Purpose: To assess the state of knowledge of photoreceptor dystrophies.
Methods: The current literature concerning photoreceptor dystrophies is reviewed, and their potential impact on concepts of pathogenesis of disease and clinical practice is assessed.
Results: As a result of cooperative investigative work between researchers in various disciplines, major advances in the classification of retinal photoreceptor dystrophies have been made. Until recently, classification of retinal dystrophies was based on clinical observation alone, and it was evident that this method was imprecise and of limited value. Largely through the work of molecular biologists, it has been shown that diseases clinically indistinguishable from one another may be a result of mutations on a variety of genes; conversely, different mutations on a single gene may give rise to a variety of phenotypes.
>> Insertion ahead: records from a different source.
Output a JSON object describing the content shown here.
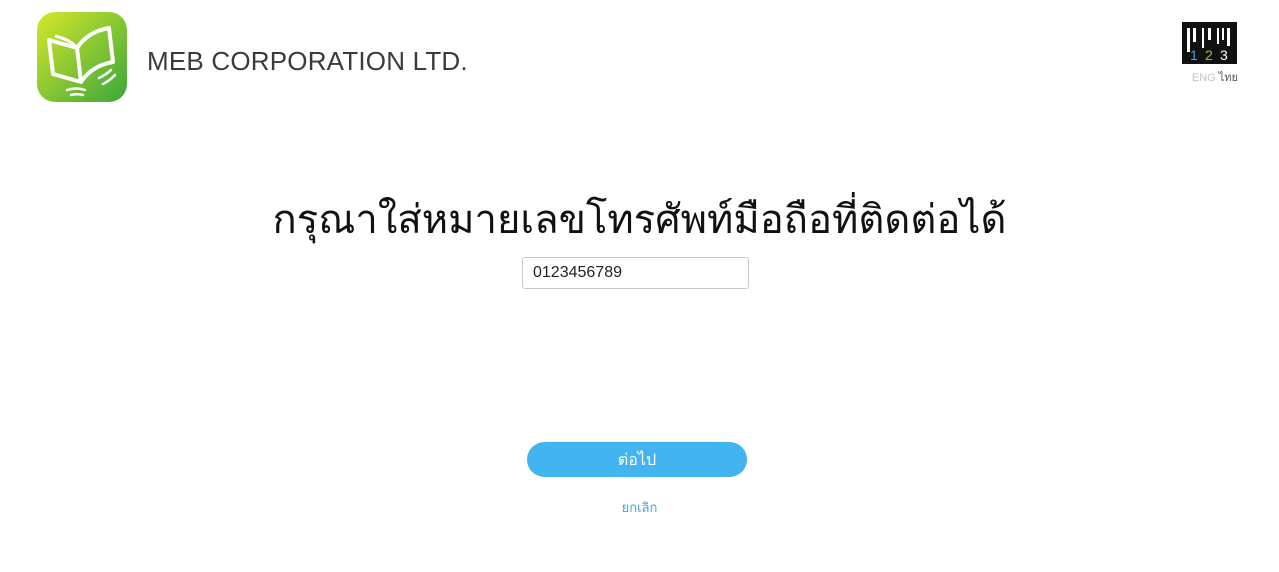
{
  "header": {
    "logo_icon": "open-book-icon",
    "company_name": "MEB CORPORATION LTD.",
    "brand_mark_icon": "barcode-123-icon",
    "language": {
      "eng_label": "ENG",
      "thai_label": "ไทย",
      "selected": "ไทย"
    }
  },
  "form": {
    "title": "กรุณาใส่หมายเลขโทรศัพท์มือถือที่ติดต่อได้",
    "phone_value": "0123456789",
    "next_label": "ต่อไป",
    "cancel_label": "ยกเลิก"
  },
  "colors": {
    "accent": "#42b4f0",
    "link": "#42a8dc",
    "logo_green": "#8cc63f"
  }
}
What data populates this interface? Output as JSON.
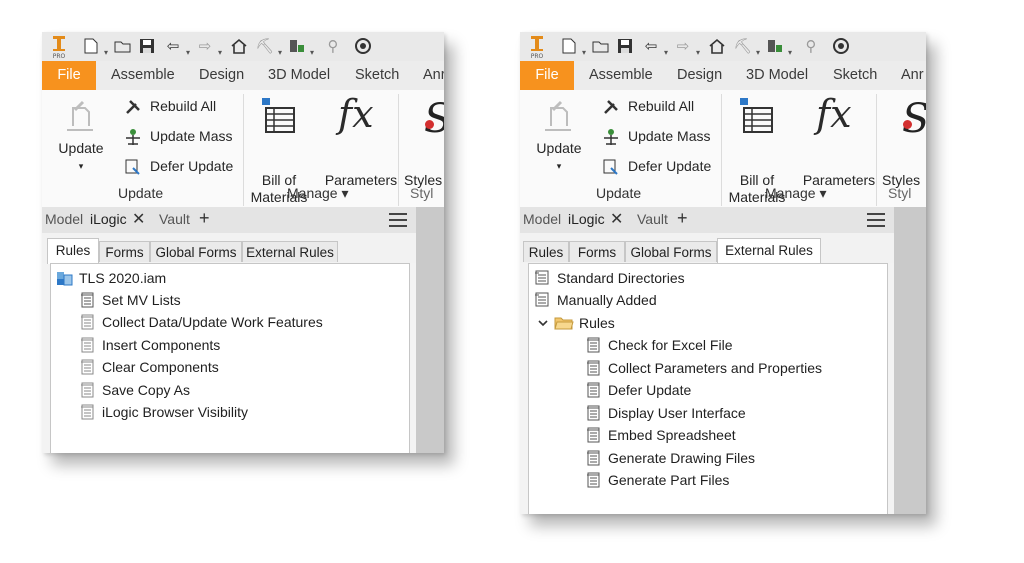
{
  "panels": [
    {
      "qat_icons": [
        "inventor-logo",
        "new-file-icon",
        "open-folder-icon",
        "save-icon",
        "undo-icon",
        "redo-icon",
        "home-icon",
        "project-icon",
        "appearance-icon",
        "material-icon",
        "settings-icon"
      ],
      "ribbon_tabs": {
        "file": "File",
        "assemble": "Assemble",
        "design": "Design",
        "model": "3D Model",
        "sketch": "Sketch",
        "annotate": "Anr"
      },
      "ribbon": {
        "update_label": "Update",
        "rebuild_all": "Rebuild All",
        "update_mass": "Update Mass",
        "defer_update": "Defer Update",
        "group_update": "Update",
        "bom_line1": "Bill of",
        "bom_line2": "Materials",
        "parameters": "Parameters",
        "group_manage": "Manage",
        "styles": "Styles",
        "group_styles": "Styl"
      },
      "browser_tabs": {
        "model": "Model",
        "ilogic": "iLogic",
        "vault": "Vault"
      },
      "ilogic_tabs": {
        "rules": "Rules",
        "forms": "Forms",
        "global_forms": "Global Forms",
        "external_rules": "External Rules",
        "active": "rules"
      },
      "tree": [
        {
          "label": "TLS 2020.iam",
          "icon": "assembly-icon",
          "level": 0
        },
        {
          "label": "Set MV Lists",
          "icon": "rule-icon",
          "level": 1
        },
        {
          "label": "Collect Data/Update Work Features",
          "icon": "rule-icon",
          "level": 1
        },
        {
          "label": "Insert Components",
          "icon": "rule-icon",
          "level": 1
        },
        {
          "label": "Clear Components",
          "icon": "rule-icon",
          "level": 1
        },
        {
          "label": "Save Copy As",
          "icon": "rule-icon",
          "level": 1
        },
        {
          "label": "iLogic Browser Visibility",
          "icon": "rule-icon",
          "level": 1
        }
      ]
    },
    {
      "qat_icons": [
        "inventor-logo",
        "new-file-icon",
        "open-folder-icon",
        "save-icon",
        "undo-icon",
        "redo-icon",
        "home-icon",
        "project-icon",
        "appearance-icon",
        "material-icon",
        "settings-icon"
      ],
      "ribbon_tabs": {
        "file": "File",
        "assemble": "Assemble",
        "design": "Design",
        "model": "3D Model",
        "sketch": "Sketch",
        "annotate": "Anr"
      },
      "ribbon": {
        "update_label": "Update",
        "rebuild_all": "Rebuild All",
        "update_mass": "Update Mass",
        "defer_update": "Defer Update",
        "group_update": "Update",
        "bom_line1": "Bill of",
        "bom_line2": "Materials",
        "parameters": "Parameters",
        "group_manage": "Manage",
        "styles": "Styles",
        "group_styles": "Styl"
      },
      "browser_tabs": {
        "model": "Model",
        "ilogic": "iLogic",
        "vault": "Vault"
      },
      "ilogic_tabs": {
        "rules": "Rules",
        "forms": "Forms",
        "global_forms": "Global Forms",
        "external_rules": "External Rules",
        "active": "external_rules"
      },
      "tree": [
        {
          "label": "Standard Directories",
          "icon": "directory-icon",
          "level": 0
        },
        {
          "label": "Manually Added",
          "icon": "directory-icon",
          "level": 0
        },
        {
          "label": "Rules",
          "icon": "folder-icon",
          "level": 0,
          "expanded": true
        },
        {
          "label": "Check for Excel File",
          "icon": "rule-icon",
          "level": 2
        },
        {
          "label": "Collect Parameters and Properties",
          "icon": "rule-icon",
          "level": 2
        },
        {
          "label": "Defer Update",
          "icon": "rule-icon",
          "level": 2
        },
        {
          "label": "Display User Interface",
          "icon": "rule-icon",
          "level": 2
        },
        {
          "label": "Embed Spreadsheet",
          "icon": "rule-icon",
          "level": 2
        },
        {
          "label": "Generate Drawing Files",
          "icon": "rule-icon",
          "level": 2
        },
        {
          "label": "Generate Part Files",
          "icon": "rule-icon",
          "level": 2
        }
      ]
    }
  ]
}
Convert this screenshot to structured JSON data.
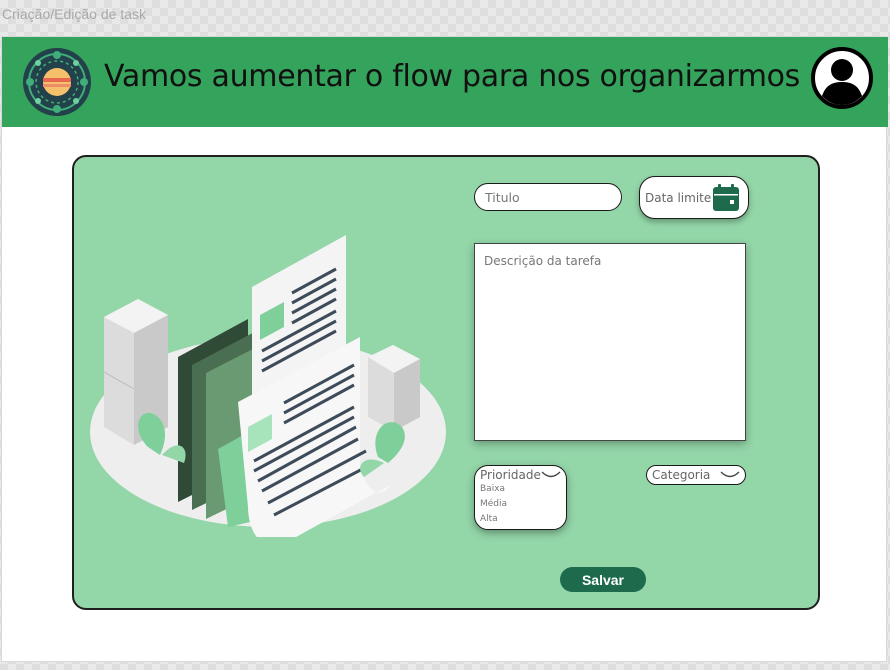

It is reassuring that it is possible to generate concepts as to potential pathogenetic mechanisms that exist in retinal dystrophies in light of this new knowledge. More important for the clinician is the potential impact on clinical practice. There is as yet no therapy by which the course of most of these disorders can be modified. However, there is a considerable body of work in which therapeutic intervention is being explored, and many researchers now see treatment as a justifiable objective of their work.
Conclusions: Knowledge of the causative mutation is of value to the clinician in that it provides a precise diagnosis and allows the distribution of the abnormal gene to be documented fully within a family. To take full advantage of the opportunities provided by current research, clinical practice will have to be modified, particularly if therapy can be justified.